To determine the angle 2sin^x +sin (-x) -1 = 0.

We know sin (-x) = -sinx.

Therefore the given equation could be written as:

2sin^2x -sinx -1 = 0 .

2s^2 - s -1 = 0 is a quadratic in s, where s = sinx.

2s^2 +2s -s-1 = 0.

2s(s+1) -1(s+10 = 0.

(s+1)(2s-1) = 0.

Equate each factor to zero.

s+1 = 0, or 2s-1 = 0.

s+1 = 0 gives s = -1 , sinx = -1, Or x = pi. Or x = (2n+1)pi.

2s-1 = - gives s = 1/2. Or sinx = 1/2. Or = npi +(-1)^n * pi/6.

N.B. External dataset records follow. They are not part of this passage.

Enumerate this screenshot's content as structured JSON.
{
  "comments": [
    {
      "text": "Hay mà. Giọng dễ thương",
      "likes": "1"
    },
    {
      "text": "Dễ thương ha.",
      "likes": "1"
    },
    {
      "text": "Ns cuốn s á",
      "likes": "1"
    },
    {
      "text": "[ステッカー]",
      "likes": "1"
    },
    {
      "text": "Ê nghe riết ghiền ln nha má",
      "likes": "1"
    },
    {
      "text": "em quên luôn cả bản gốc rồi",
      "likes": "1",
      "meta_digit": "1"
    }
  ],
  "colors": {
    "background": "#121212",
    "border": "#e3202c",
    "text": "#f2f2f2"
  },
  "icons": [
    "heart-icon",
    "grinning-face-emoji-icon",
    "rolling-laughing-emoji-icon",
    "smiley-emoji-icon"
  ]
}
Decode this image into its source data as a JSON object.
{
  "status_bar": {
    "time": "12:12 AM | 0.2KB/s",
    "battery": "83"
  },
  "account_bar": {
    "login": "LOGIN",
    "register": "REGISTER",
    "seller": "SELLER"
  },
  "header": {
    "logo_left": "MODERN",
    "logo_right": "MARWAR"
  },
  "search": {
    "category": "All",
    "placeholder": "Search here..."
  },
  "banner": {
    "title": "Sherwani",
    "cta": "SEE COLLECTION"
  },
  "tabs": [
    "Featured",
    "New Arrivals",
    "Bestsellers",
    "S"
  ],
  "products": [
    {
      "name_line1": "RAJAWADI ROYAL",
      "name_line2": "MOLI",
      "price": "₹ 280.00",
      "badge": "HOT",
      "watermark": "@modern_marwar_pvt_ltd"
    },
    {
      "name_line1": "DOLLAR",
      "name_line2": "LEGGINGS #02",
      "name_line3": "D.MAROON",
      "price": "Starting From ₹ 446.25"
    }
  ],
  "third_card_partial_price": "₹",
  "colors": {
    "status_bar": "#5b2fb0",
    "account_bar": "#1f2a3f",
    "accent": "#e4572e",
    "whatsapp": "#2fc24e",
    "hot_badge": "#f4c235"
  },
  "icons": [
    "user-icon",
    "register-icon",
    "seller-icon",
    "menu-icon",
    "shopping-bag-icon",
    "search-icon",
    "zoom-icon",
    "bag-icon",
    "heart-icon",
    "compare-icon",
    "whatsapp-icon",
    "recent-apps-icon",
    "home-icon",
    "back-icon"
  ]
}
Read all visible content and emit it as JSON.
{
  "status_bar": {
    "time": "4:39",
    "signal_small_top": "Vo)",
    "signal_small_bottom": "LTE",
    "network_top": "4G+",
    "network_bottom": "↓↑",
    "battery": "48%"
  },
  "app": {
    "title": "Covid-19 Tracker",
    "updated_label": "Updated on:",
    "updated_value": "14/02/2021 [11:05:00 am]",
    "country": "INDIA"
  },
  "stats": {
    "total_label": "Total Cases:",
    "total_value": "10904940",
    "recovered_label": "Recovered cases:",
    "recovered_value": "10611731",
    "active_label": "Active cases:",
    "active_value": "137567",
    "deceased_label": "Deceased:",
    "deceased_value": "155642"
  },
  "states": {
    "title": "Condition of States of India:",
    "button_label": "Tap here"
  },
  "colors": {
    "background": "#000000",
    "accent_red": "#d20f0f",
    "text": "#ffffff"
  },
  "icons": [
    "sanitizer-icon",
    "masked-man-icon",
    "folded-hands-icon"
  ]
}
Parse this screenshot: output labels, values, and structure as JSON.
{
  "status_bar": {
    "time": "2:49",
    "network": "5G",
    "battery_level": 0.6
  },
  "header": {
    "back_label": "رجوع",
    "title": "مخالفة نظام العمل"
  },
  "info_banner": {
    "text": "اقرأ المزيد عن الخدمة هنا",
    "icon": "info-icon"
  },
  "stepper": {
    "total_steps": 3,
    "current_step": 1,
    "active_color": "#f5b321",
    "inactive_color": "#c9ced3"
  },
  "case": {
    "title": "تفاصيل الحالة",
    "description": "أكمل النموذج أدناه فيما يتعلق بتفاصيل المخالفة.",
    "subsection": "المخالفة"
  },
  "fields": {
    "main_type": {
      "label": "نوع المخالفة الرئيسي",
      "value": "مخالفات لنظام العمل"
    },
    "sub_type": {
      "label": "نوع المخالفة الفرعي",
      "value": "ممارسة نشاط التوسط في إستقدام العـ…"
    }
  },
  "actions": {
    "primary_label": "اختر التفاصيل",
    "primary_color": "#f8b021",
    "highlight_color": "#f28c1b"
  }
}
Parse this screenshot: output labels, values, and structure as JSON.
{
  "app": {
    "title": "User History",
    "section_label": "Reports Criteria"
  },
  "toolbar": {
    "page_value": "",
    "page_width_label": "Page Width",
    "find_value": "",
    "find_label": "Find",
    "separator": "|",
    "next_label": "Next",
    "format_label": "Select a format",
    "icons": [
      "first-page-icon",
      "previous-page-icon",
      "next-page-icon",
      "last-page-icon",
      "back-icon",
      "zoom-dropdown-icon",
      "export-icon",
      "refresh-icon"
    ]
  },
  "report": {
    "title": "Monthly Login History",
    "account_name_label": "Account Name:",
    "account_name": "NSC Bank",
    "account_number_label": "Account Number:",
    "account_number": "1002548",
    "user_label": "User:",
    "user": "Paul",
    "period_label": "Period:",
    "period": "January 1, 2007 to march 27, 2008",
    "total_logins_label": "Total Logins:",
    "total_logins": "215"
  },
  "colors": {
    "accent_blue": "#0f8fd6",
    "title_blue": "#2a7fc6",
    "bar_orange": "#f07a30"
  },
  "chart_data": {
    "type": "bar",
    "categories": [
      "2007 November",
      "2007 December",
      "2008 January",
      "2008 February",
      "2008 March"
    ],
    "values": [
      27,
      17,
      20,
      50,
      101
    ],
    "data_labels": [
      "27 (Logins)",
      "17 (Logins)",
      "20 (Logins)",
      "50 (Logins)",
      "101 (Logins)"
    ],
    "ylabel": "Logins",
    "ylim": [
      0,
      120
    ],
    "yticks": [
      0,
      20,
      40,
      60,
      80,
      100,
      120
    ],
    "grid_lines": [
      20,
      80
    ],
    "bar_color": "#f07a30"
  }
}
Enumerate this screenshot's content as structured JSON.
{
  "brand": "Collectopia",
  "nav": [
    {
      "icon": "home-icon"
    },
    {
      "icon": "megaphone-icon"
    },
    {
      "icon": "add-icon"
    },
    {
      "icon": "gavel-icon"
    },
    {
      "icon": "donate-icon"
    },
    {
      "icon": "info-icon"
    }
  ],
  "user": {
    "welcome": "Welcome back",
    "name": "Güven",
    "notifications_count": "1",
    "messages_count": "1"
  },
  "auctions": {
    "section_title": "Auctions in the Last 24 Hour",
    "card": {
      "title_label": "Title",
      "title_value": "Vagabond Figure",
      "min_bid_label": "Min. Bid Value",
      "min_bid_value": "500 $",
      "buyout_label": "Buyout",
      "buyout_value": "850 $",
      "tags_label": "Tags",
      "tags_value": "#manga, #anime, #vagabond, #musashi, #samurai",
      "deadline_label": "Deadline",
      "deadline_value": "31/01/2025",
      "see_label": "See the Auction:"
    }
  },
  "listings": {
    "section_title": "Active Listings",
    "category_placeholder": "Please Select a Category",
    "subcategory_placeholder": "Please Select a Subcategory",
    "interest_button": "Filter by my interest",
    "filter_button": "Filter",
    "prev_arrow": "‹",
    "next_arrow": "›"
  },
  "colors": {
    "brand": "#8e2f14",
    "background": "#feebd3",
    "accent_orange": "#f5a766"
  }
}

For the beginning, we remark that one term has as argument the opposite variable, -x. Since the sine function is odd, we'll write the term:

sin(-x) = - sin x

We'll re-write the given expression:

2 (sin x)^2 - sin x - 1 = 0

We'll substitute sin x = t.

We'll re-write the equation using the new variable t:

2t^2 - t - 1 = 0

Since it is a quadratic equation, we'll apply the quadratic formula:

t1 = [1 + sqrt(1 + 8)]/4

t1 = (1+3)/4

t1 = 1

t2 = (1-3)/4

t2 = -1/2

We'll put sin x = t1.

sin x = 1

x = (-1)^k*arc sin 1 + k*pi

x = (-1)^k*(pi/2) + k*pi

Now, we'll put sin x = t2.

sin x = -1/2

x = (-1)^k*arcsin(-1/2) + k*pi

x = (-1)^(k+1)*arcsin(1/2) + k*pi

x = (-1)^(k+1)*(pi/6) + k*pi

**The solutions of the equation are: {(-1)^k*(pi/2) + k*pi}U{(-1)^(k+1)*(pi/6) + k*pi}.**